Pierwsze miejsce w zestawieniu zajmuje Holandia, gdzie już co czwarte gospodarstwo domowe korzysta z fotowoltaiki. W Belgii, która jest na drugim miejscu, dotacje na instalacje fotowoltaiczne zostały wprowadzone w 2003 roku, a w zeszłym roku rząd obniżył stawkę VAT na instalacje paneli słonecznych z 21% do 6%. W Szwajcarii i Austrii sytuacja jest podobna, kraje te mają wysoki poziom świadomości ekologicznej i akceptacji społecznej i zajmują 3 miejsce. Polska na czwartym miejscu w rankingu przygotowanym przez Otovo na koniec marca br. miała w sumie 1,24 mln mikroinstalacji fotowoltaicznych, których łączna moc wynosiła 9350,28 MW. Niemcy, którzy uplasowali się na szóstym miejscu zaraz po naszym kraju, zaczynają łączyć różne technologie, promując zakup systemów PV w połączeniu z samochodami elektrycznymi i bateriami.
Paulina Ackermann z polskiego oddziału Otovo zauważa, że kraje skupiają się na tych technologiach, które najlepiej pasują do ich sytuacji – W obliczu kryzysu energetycznego w Europie, politycy skupili się na dostarczaniu dotacji konsumentom, co pomogło zwiększyć zainteresowanie zielonymi technologiami – mówi – To dotacje stanowią główny czynnik przyspieszający wzrost zainteresowania instalacjami fotowoltaicznymi.
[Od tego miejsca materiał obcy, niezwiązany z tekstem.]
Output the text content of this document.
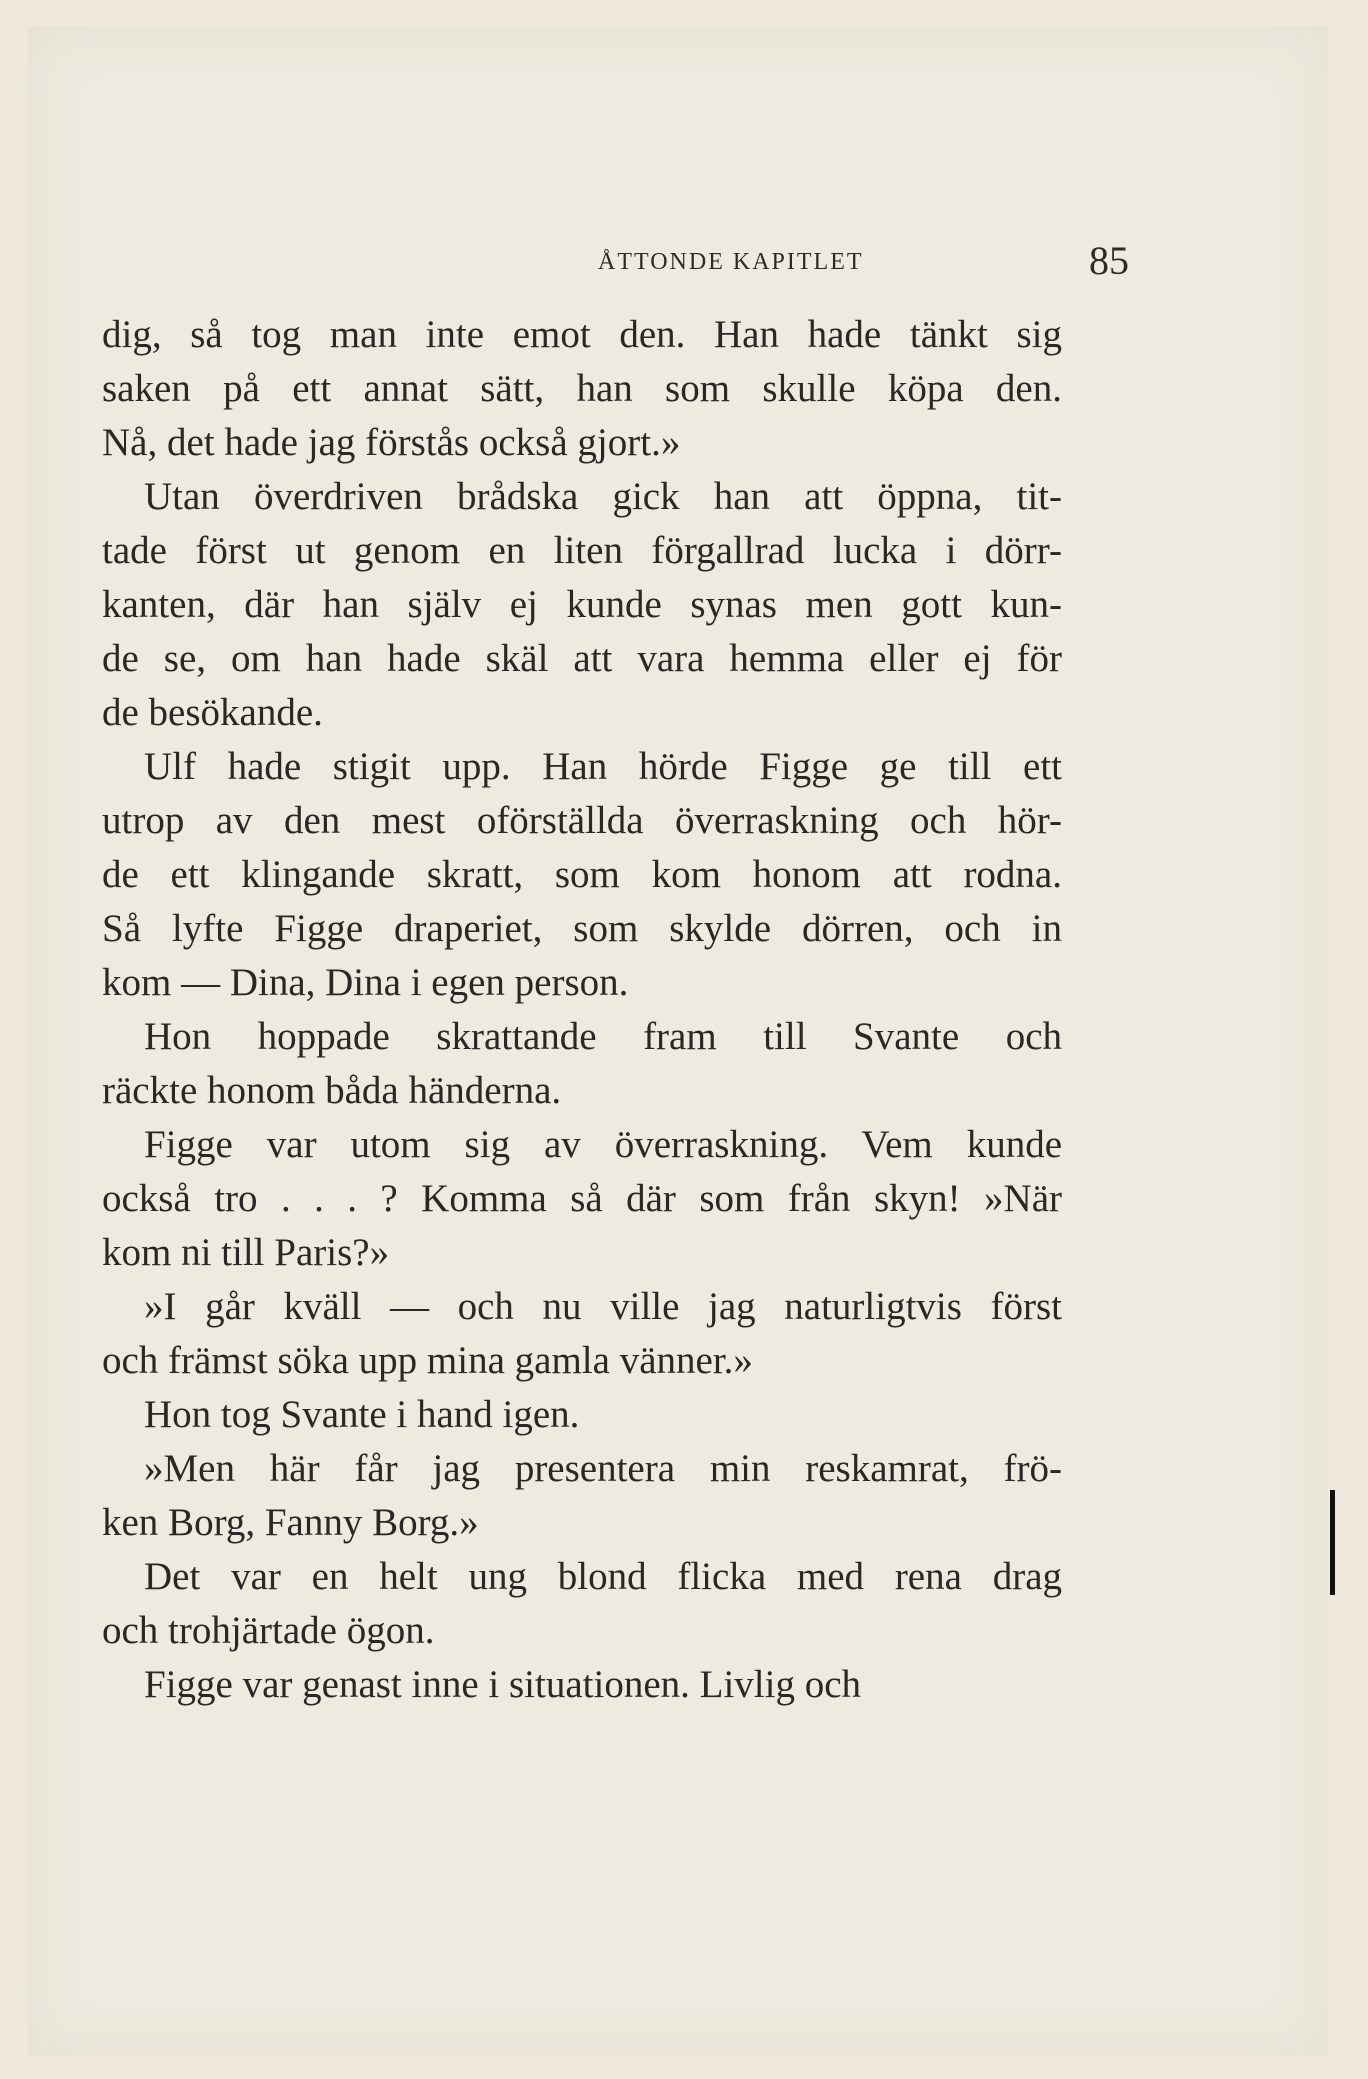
ÅTTONDE KAPITLET	85
dig, så tog man inte emot den. Han hade tänkt sig
saken på ett annat sätt, han som skulle köpa den.
Nå, det hade jag förstås också gjort.»
Utan överdriven brådska gick han att öppna, tit-
tade först ut genom en liten förgallrad lucka i dörr-
kanten, där han själv ej kunde synas men gott kun-
de se, om han hade skäl att vara hemma eller ej för
de besökande.
Ulf hade stigit upp. Han hörde Figge ge till ett
utrop av den mest oförställda överraskning och hör-
de ett klingande skratt, som kom honom att rodna.
Så lyfte Figge draperiet, som skylde dörren, och in
kom — Dina, Dina i egen person.
Hon hoppade skrattande fram till Svante och
räckte honom båda händerna.
Figge var utom sig av överraskning. Vem kunde
också tro . . . ? Komma så där som från skyn! »När
kom ni till Paris?»
»I går kväll — och nu ville jag naturligtvis först
och främst söka upp mina gamla vänner.»
Hon tog Svante i hand igen.
»Men här får jag presentera min reskamrat, frö-
ken Borg, Fanny Borg.»
Det var en helt ung blond flicka med rena drag
och trohjärtade ögon.
Figge var genast inne i situationen. Livlig och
Ale nie wystarczy skupić się wyłącznie na jednej technologii. Konieczne jest wspieranie różnych opcji jednocześnie: fotowoltaiki, pomp ciepła, magazynowania energii i ładowarek do samochodów elektrycznych. Wszystkie te technologie przyczyniają się do transformacji energetycznej, pozwalając nam stopniowo uniezależnić się od paliw kopalnych – co jest szczególnie ważne w obecnej sytuacji geopolitycznej.
Europa staje się coraz bardziej zielona, a rozwijanie odnawialnych źródeł energii jest tu priorytetem. Działania podejmowane obecnie przez rządy i gospodarstwa domowe są kluczowe dla przyszłości planety, a 2024 rok może przynieść przełom w rozwoju zielonych technologii.